Prove that for a polynomial P(x), such that its coefficients are all integers, if there exist at least 4 distinct values of x, such that P(x)=1, there can be no value k for which P(k)=-1.

The proof I found states that if there are some 4 x_i for which this claim holds, namely x_1, x_2, x_3, and x_4 and P(x_i)=1, then for some k we derive:

P(k)-1=(k-x_1)(k-x_2)(k-x_3)(k-x_4)Q(k), such that Q(k) is a polynomial with integer coefficients.

I really don’t understand a thing about this proof. How is this even derived? I’d appreciate your help in deciphering this proof. Thanks.

1 Like

Well, if you’re talking about this step then it’s pretty simple like,

Consider the polynomial F(x)=P(x)-1, now the claim says there are at least 4 such values for which P(x)=1 \implies P(x)-1=0\implies F(x)=0. Hence the inference from the first part is that F(x)=0 has 4 distinct roots \displaystyle x_1,x_2,x_3,x_3. Now since these x_i's are roots hence on factorizing F(x) we’ll get a polynomial which looks something like this,

F(x)=(x-x_1)(x-x_2)(x-x_3)(x-x_4)Q(x)

Since F(x_i) has to be zero.
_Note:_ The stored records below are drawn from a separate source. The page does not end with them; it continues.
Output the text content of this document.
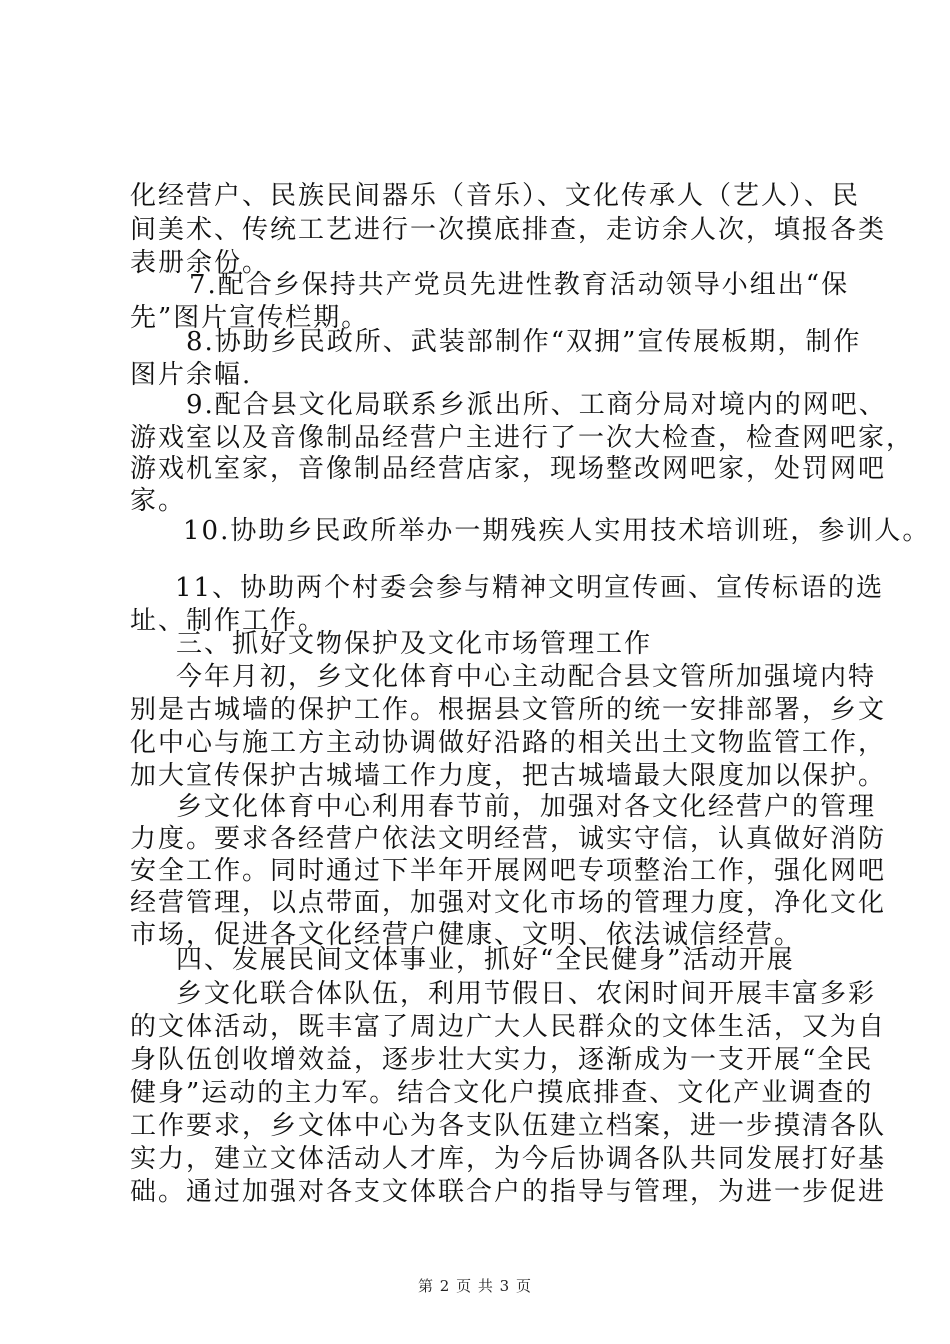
化经营户、民族民间器乐（音乐）、文化传承人（艺人）、民
间美术、传统工艺进行一次摸底排查，走访余人次，填报各类
表册余份。
7.配合乡保持共产党员先进性教育活动领导小组出“保
先”图片宣传栏期。
8.协助乡民政所、武装部制作“双拥”宣传展板期，制作
图片余幅.
9.配合县文化局联系乡派出所、工商分局对境内的网吧、
游戏室以及音像制品经营户主进行了一次大检查，检查网吧家，
游戏机室家，音像制品经营店家，现场整改网吧家，处罚网吧
家。
10.协助乡民政所举办一期残疾人实用技术培训班，参训人。
11、协助两个村委会参与精神文明宣传画、宣传标语的选
址、制作工作。
三、抓好文物保护及文化市场管理工作
今年月初，乡文化体育中心主动配合县文管所加强境内特
别是古城墙的保护工作。根据县文管所的统一安排部署，乡文
化中心与施工方主动协调做好沿路的相关出土文物监管工作，
加大宣传保护古城墙工作力度，把古城墙最大限度加以保护。
乡文化体育中心利用春节前，加强对各文化经营户的管理
力度。要求各经营户依法文明经营，诚实守信，认真做好消防
安全工作。同时通过下半年开展网吧专项整治工作，强化网吧
经营管理，以点带面，加强对文化市场的管理力度，净化文化
市场，促进各文化经营户健康、文明、依法诚信经营。
四、发展民间文体事业，抓好“全民健身”活动开展
乡文化联合体队伍，利用节假日、农闲时间开展丰富多彩
的文体活动，既丰富了周边广大人民群众的文体生活，又为自
身队伍创收增效益，逐步壮大实力，逐渐成为一支开展“全民
健身”运动的主力军。结合文化户摸底排查、文化产业调查的
工作要求，乡文体中心为各支队伍建立档案，进一步摸清各队
实力，建立文体活动人才库，为今后协调各队共同发展打好基
础。通过加强对各支文体联合户的指导与管理，为进一步促进
第 2 页 共 3 页
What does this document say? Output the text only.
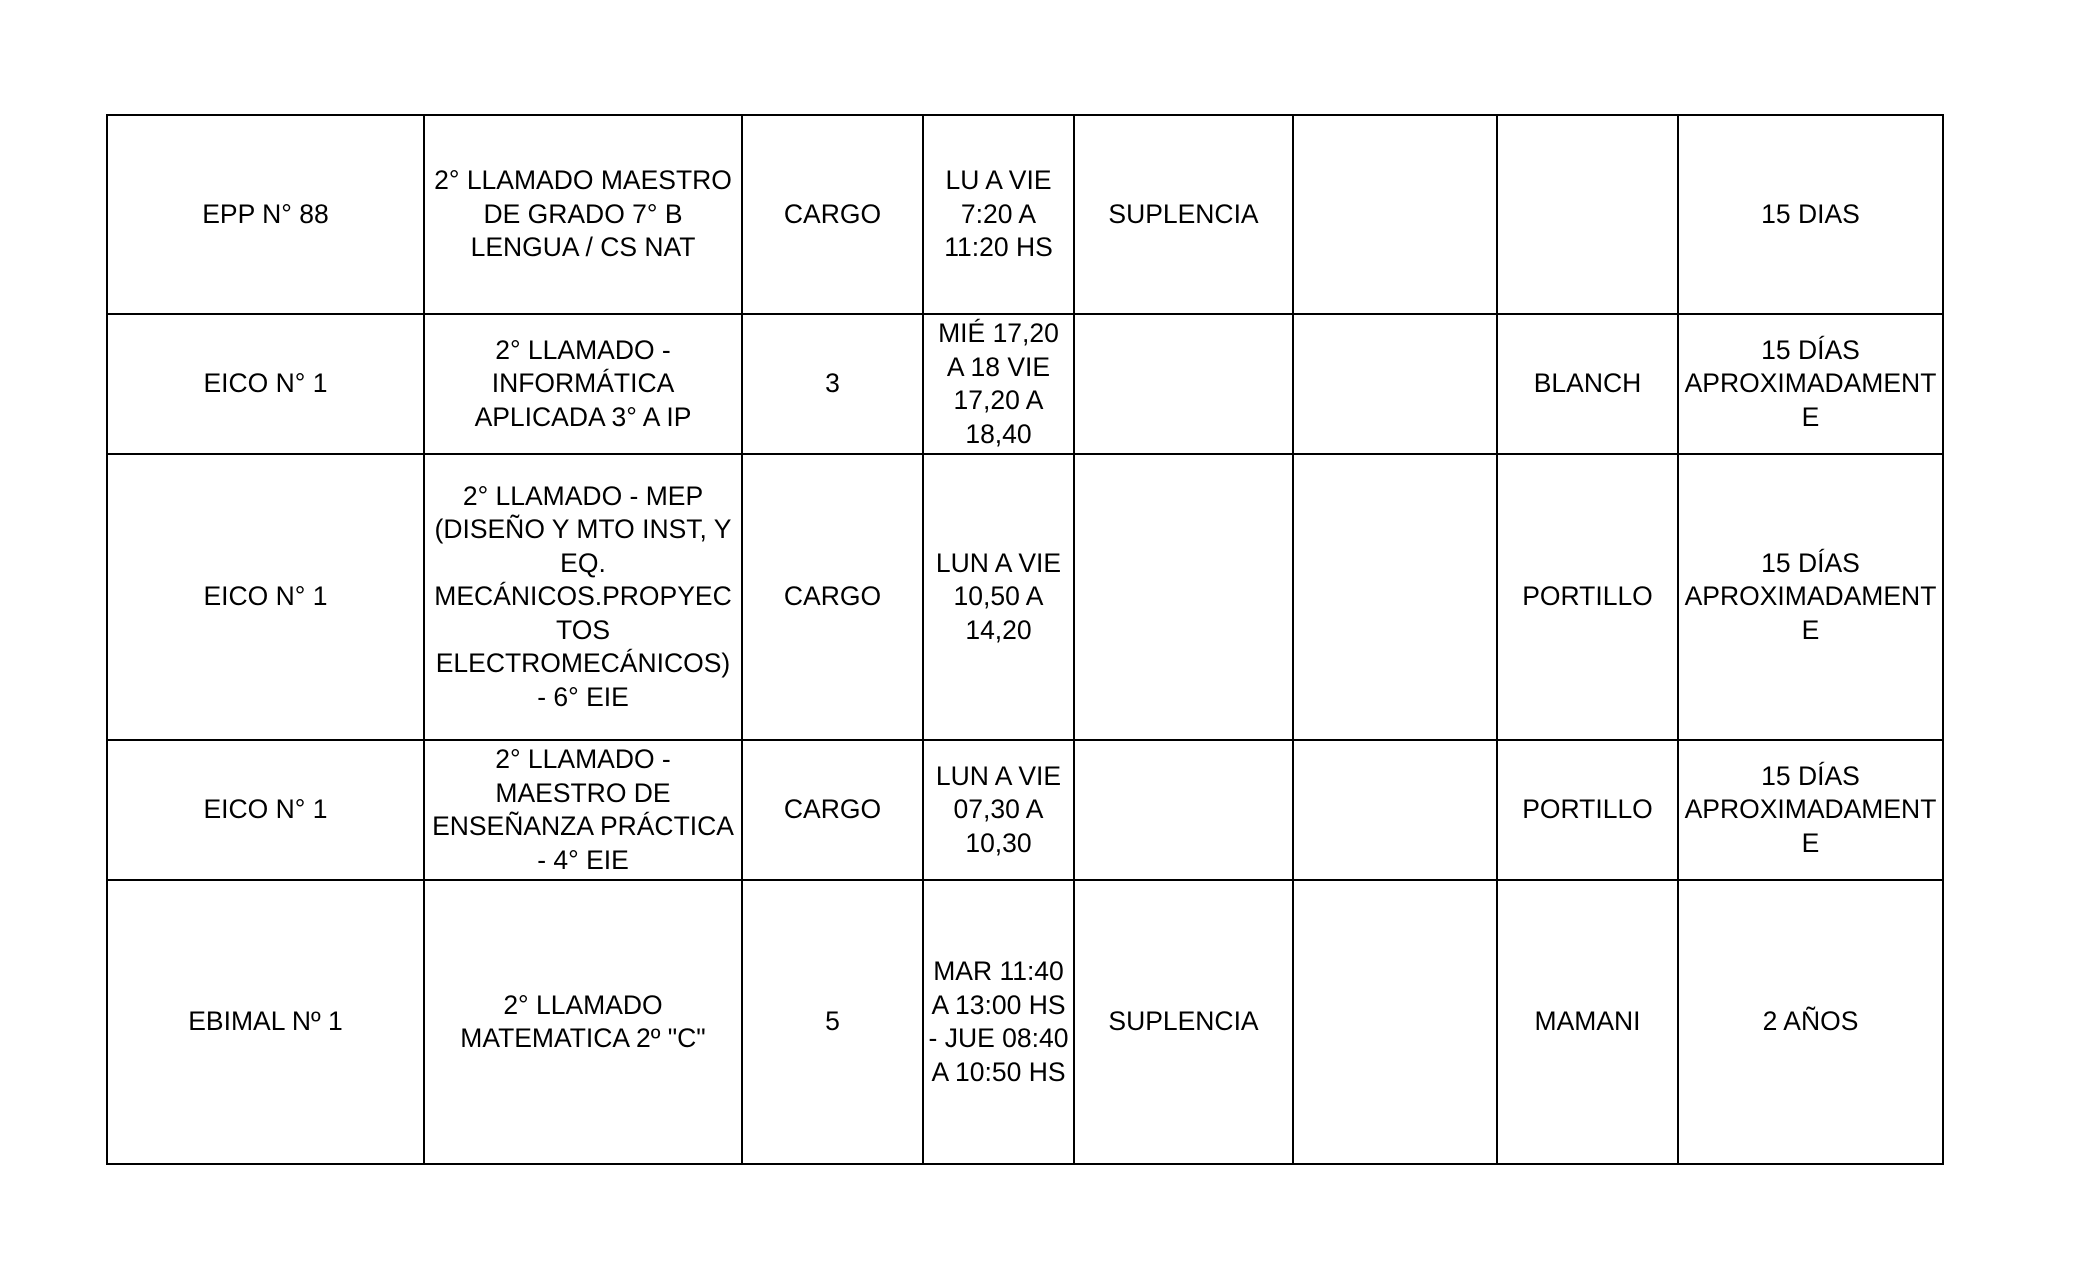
EPP N° 88	2° LLAMADO MAESTRO DE GRADO 7° B LENGUA / CS NAT	CARGO	LU A VIE 7:20 A 11:20 HS	SUPLENCIA			15 DIAS
EICO N° 1	2° LLAMADO - INFORMÁTICA APLICADA 3° A IP	3	MIÉ 17,20 A 18 VIE 17,20 A 18,40			BLANCH	15 DÍAS APROXIMADAMENTE
EICO N° 1	2° LLAMADO - MEP (DISEÑO Y MTO INST, Y EQ. MECÁNICOS.PROPYECTOS ELECTROMECÁNICOS) - 6° EIE	CARGO	LUN A VIE 10,50 A 14,20			PORTILLO	15 DÍAS APROXIMADAMENTE
EICO N° 1	2° LLAMADO - MAESTRO DE ENSEÑANZA PRÁCTICA - 4° EIE	CARGO	LUN A VIE 07,30 A 10,30			PORTILLO	15 DÍAS APROXIMADAMENTE
EBIMAL Nº 1	2° LLAMADO MATEMATICA 2º "C"	5	MAR 11:40 A 13:00 HS - JUE 08:40 A 10:50 HS	SUPLENCIA		MAMANI	2 AÑOS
Now here Q(x) is any polynomial with a degree 4 less than the degree of F. Now since F(x)=P(x)-1

\therefore P(x)-1=(x-x_1)(x-x_2)(x-x_3)(x-x_4)Q(x)

Now I guess we’ll try to prove it by contradiction like, assume for some k , P(k)=-1 so,

P(k)-1=(k-x_1)(k-x_2)(k-x_3)(k-x_4)Q(k) \\
\implies (k-x_1)(k-x_2)(k-x_3)(k-x_4)Q(k)=-2

2 Likes

To add on (assuming we are working in \mathbb{Z}[x], so all x_i's and k are in \mathbb{Z}), this is not possible, because if k is distinct from x_1,x_2,x_3,x_4, then the left hand side can ever be a divisor of -2 (this can be done by casework as to which side of k the x_i's lie).

2 Likes

I completely forgot about existence of roots of polynomials. Thanks for the proof though. It’s all clear now.

1 Like

If I’m not mistaken then ig only coefficients are in Z not the roots

My bad, x can take only integer values so it’s also the roots. Sorry for omitting that detail.

1 Like

Correct. My point holds only if x_i's are assumed to be integers.

Yes then next part is trivial, as we can subdivide -2 as a product of at max three distinct integers 2,1,-1 hence any integer more than 3 can’t be the number of roots.

2 Likes